À l’origine, j’ai donné ce nom ou ce titre à mon blog par dérision envers le genre de l’autofiction. Mais il s’est révélé plutôt efficient, je dois l’avouer, car il s’agit bien de ça. Un écho au jour le jour de ma vie réelle ou fantasmée, son petit contrepoint littéraire en marge aussi de chantiers plus secrets, un fil d’écriture ténu comme un fil d’araignée mais, comme celui-ci aussi, assez solide pour me porter. C’est un journal, un carnet d’écrivain, une cavalerie légère, trois fragments quotidiens qui se répondent ou non. Les éditions de l’Arbre Vengeur m’accompagnent dans cette aventure en publiant chaque année en volume, intégralement et sans retouches, le journal de l’année précédente. Le cinquième vient de paraître, L’Autofictif croque un piment.

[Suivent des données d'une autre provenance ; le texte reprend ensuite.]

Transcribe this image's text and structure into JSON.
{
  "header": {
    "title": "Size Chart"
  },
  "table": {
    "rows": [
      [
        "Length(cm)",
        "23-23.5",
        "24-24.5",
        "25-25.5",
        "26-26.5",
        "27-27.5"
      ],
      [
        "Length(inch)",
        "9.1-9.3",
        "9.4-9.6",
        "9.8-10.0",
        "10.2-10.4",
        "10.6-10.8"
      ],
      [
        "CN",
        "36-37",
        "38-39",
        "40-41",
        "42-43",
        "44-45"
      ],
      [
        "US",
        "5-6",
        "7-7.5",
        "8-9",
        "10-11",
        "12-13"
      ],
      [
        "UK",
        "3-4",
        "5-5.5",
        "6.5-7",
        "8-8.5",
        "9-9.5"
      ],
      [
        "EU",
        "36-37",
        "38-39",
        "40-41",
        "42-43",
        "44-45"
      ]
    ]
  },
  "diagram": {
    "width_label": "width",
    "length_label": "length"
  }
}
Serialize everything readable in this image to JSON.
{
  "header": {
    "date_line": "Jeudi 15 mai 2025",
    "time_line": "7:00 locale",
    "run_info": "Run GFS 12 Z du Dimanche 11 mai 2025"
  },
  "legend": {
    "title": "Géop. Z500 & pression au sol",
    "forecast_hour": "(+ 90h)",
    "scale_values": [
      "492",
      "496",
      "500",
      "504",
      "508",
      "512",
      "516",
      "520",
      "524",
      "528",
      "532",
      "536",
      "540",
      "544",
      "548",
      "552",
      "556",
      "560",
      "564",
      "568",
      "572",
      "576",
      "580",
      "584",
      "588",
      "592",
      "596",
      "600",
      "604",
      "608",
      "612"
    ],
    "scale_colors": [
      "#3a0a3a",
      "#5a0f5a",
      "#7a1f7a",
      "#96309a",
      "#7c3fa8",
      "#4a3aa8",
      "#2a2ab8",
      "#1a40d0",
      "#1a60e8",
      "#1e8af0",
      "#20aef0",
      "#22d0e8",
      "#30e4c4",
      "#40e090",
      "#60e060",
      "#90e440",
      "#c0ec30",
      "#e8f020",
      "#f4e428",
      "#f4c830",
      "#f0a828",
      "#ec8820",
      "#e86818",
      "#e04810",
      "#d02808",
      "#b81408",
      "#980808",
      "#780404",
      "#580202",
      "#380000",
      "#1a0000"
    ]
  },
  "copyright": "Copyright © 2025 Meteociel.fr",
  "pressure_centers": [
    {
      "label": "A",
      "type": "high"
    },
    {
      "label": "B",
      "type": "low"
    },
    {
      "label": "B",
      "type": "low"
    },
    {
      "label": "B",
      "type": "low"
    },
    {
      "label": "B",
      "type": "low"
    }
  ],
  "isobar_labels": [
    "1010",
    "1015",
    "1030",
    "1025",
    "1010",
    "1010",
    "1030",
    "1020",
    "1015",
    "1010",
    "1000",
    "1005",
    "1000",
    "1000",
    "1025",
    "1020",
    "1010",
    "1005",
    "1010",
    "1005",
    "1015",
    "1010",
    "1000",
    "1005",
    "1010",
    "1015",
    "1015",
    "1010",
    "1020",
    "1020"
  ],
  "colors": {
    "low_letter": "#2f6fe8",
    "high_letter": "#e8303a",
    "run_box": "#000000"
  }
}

En 2004, Musso à reçu le prix du meilleur roman adaptable au cinéma… Il est pourtant bien connu qu’un grand livre l’est difficilement (Don Quichotte, Voyage au bout de la nuit). Ne pensez-vous pas que certains romanciers cèdent à la tentation du scénario ?

C’est vrai, il y a des livres qui se réduisent à l’anecdote et qui sont découpés comme des scénarios. N’oublions pas cependant que toutes les techniques narratives du cinéma (entrée en matière balzacienne partant d’un plan large puis se resserrant sur le personnage, flash-back, construction polyphonique ou chorale, etc.) sont empruntées à la littérature. Un cinéaste peut trouver une bonne histoire dans un livre et la transposer, mais le style de l’auteur qui est consubstantiel à cette histoire sera de toute façon sacrifié dans l’affaire.

Votre roman La Nébuleuse du crabe semble difficile à adapter au cinéma autrement qu’en une multitude de courts-métrages avec beaucoup d’effets spéciaux. C’est plutôt bon signe n’est-ce pas ?

Mes livres sont tout à fait inadaptables, en effet. Manque à gagner qui m’oblige à coucher sur la paille.